The chief said the Southold Police Department currently has one officer assigned to the task force, which enables various agencies to share personnel as a case builds in a particular township over a span of several months. In December, the East End Task Force arrested a Greenport couple at their home, where officers allegedly discovered fentanyl and cocaine stored alongside items such as ice cream cones and brownie mix. And in April, following a task force sting operation, in April Riverhead police made three arrests related to cocaine sales they allege occurred within the La Perla Restaurant and Bar.

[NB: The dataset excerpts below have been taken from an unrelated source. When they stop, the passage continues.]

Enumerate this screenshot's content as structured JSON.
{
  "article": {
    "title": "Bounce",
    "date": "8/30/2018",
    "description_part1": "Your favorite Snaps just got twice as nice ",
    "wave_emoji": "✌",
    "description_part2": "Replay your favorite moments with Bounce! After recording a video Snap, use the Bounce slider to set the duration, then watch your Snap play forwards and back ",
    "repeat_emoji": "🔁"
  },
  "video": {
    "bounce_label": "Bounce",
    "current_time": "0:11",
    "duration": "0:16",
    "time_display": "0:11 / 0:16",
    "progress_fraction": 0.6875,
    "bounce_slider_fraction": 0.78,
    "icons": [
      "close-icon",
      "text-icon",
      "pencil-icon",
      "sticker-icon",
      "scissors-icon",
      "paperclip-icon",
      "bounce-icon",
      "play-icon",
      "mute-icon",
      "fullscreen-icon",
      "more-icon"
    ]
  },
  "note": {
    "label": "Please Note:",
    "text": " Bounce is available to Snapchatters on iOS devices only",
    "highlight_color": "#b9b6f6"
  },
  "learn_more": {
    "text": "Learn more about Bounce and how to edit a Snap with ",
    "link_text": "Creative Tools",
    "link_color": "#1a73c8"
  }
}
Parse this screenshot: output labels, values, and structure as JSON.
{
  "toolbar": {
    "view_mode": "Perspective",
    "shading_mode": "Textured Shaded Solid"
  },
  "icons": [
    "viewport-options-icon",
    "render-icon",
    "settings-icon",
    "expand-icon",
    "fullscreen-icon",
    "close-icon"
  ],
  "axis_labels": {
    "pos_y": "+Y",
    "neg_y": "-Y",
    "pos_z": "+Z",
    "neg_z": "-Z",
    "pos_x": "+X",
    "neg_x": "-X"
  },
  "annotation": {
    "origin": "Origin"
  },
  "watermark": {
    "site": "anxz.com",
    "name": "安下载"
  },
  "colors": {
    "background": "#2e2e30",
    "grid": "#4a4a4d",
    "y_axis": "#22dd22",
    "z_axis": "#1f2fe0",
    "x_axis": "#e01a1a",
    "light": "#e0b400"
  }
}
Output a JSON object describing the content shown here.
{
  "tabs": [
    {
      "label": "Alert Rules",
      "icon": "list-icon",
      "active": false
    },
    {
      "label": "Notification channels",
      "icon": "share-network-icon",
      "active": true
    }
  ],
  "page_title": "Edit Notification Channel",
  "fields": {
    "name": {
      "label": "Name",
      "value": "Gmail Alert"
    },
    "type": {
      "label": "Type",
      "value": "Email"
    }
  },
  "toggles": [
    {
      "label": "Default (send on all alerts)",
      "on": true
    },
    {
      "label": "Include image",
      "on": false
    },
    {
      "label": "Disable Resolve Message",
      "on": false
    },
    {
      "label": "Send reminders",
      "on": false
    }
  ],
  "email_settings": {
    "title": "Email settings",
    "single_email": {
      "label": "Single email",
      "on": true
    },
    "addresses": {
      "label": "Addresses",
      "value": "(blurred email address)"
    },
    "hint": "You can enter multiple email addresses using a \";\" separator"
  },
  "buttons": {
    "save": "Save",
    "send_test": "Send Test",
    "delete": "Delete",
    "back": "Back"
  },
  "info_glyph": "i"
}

“Drugs and alcohol use and driving while intoxicated are some of [the Southold Police Department’s] bigger concerns,” Chief Flatley said. “We take the drug-related information that we get and the complaints of people that are selling very seriously. It takes a top priority when we’re looking to address [a drug-related] issue because, obviously, we don’t want to get into a situation like we did [in 2021].”

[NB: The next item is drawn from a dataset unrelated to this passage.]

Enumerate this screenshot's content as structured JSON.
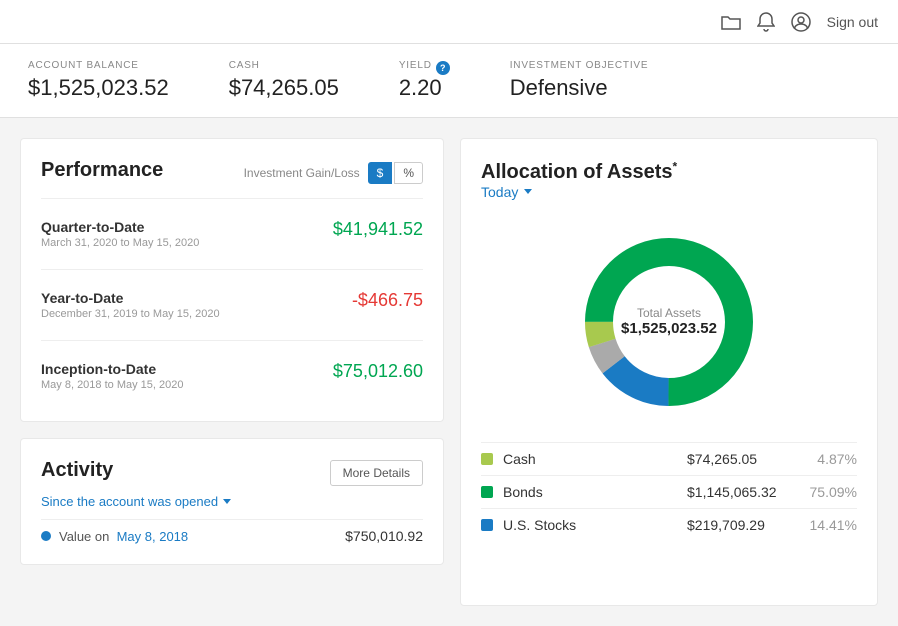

Among the other three bills Long Island parents and elected officials demand state lawmakers pass is a request to reduce the amount of fentanyl dealers must possess to be held on bail. Currently, state law allows local district attorneys to ask for bail if a dealer is apprehended with a minimum of 8 ounces of fentanyl — enough to kill 113,410 people, according to Mr. Tierney’s office. Those arrested with less are arraigned and released without bail.

“Get hold of the lawmakers and tell them [the bail bill] is a common sense issue,” Mr. Murray urged those in attendance at Friday’s press conference. “Who are they protecting? The dealers? Or are they out to protect the lives of people in their constituency that really need these laws.”

Another bill in the legislative bundle would designate xylazine, a tranquilizer veterinarians and farmers administer to large livestock, as a controlled substance. Like fentanyl, xylazine has been abused as an adulterant in other illicit street drugs.

“The medical examiner is finding [xylazine] in 18% of the autopsies they conduct in Suffolk County. People are dying of combinations of xylazine and fentanyl … Narcan is not effective on xylazine.”

The fourth bill proposes that the families of those who die from a drug overdose be entitled to compensation through the New York State Office of Victims Services. Among other crimerelated out-of-pocket expenses, these families would be eligible for reimbursements to cover the cost of counseling services or funeral expenses.

“The time is up,” Mr. Bode said Friday. “Time has been a-wasting since January, when we went up to Albany with District Attorney Tierney. There’s [11] days left in the session, and Albany needs to do something. The session may be ending, but this crisis is a year-round crisis, and it will continue if something is not done.”